We have survived all these millennia because we could eat. And nowadays this seems to have turned into a curse. Why is that? What makes us try at the age of 40 to keep the same body we had when we were young? Will it ever be at all possible to stop this dimension of time?
Of course not. And so why do we need to be slim?
We don’t. We buy books, go to the gym, devote a great deal of our concentration trying to stop time, when we ought to be celebrating the miracle of living in this world. Instead of wondering how to live better, we are obsessed with how much we weigh.
Let’s forget all that; you can read all the books you want, do all the exercise you want, suffer all the punishment you decide to inflict on yourself, and you will have only two choices – you either stop living, or else you will get fat.
It is obvious that you have to eat moderately, but above all you have to take pleasure in eating. Jesus Christ said that: “evil is not what goes into man’s mouth, but rather what comes out of it”.
The other day I was in a Lebanese restaurant with an Irish friend, and we were talking about salads. With all due respect to vegetarians and the fundamentalists of food, for me, salad is just something to decorate a dish. We cannot live without it, but on the other hand we cannot consider it as the center of our gastronomic attention. Every day the newspapers publish stories of young people looking for fame on the catwalk who end up dying because of this obsession with weight.
Remember that for thousands of years we fought to avoid being hungry. Who invented this story that we have to spend our whole life being slim?

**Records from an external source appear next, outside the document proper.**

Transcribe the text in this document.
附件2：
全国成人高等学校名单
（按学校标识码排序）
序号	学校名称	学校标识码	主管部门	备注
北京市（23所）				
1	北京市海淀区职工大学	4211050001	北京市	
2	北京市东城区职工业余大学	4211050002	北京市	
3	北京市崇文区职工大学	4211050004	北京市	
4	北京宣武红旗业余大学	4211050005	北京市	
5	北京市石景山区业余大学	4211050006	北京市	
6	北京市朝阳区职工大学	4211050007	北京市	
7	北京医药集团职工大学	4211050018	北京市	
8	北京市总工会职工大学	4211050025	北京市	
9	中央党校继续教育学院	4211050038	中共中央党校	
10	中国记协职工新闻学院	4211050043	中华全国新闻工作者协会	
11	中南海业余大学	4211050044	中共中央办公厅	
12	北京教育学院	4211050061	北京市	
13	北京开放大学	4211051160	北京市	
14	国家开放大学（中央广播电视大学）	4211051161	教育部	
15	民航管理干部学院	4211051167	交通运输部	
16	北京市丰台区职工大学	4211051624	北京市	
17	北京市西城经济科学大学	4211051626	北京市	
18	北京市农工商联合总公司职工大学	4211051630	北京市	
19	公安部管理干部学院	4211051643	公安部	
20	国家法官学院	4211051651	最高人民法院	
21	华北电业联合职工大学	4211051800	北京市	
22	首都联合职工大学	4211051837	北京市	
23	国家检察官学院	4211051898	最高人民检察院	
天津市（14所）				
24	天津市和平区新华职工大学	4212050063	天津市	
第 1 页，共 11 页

Let me give you the answer: the vampires of the soul, who think that it is possible to stop the wheel of time. It is not possible. Use the energy and the effort of a diet to feed yourself with the bread of the spirit, and go on enjoying (moderately, let me repeat) the pleasures of good eating. Last year I wrote a series of columns on the capital sins, and greed was one of them. But what exactly is greed? An obsession.
The same goes for diets. And this is where the two extremes meet and become harmful to our health. While millions of people the world over are hungry, we see people provoking this other obsession because at some moment or other somebody decides that being slim is the only option for regaining youth and beauty.
Instead of artificially burning those calories, we should try to turn them into the energy we need to fight for our dreams; no-one has ever stayed slim for long just by following a diet.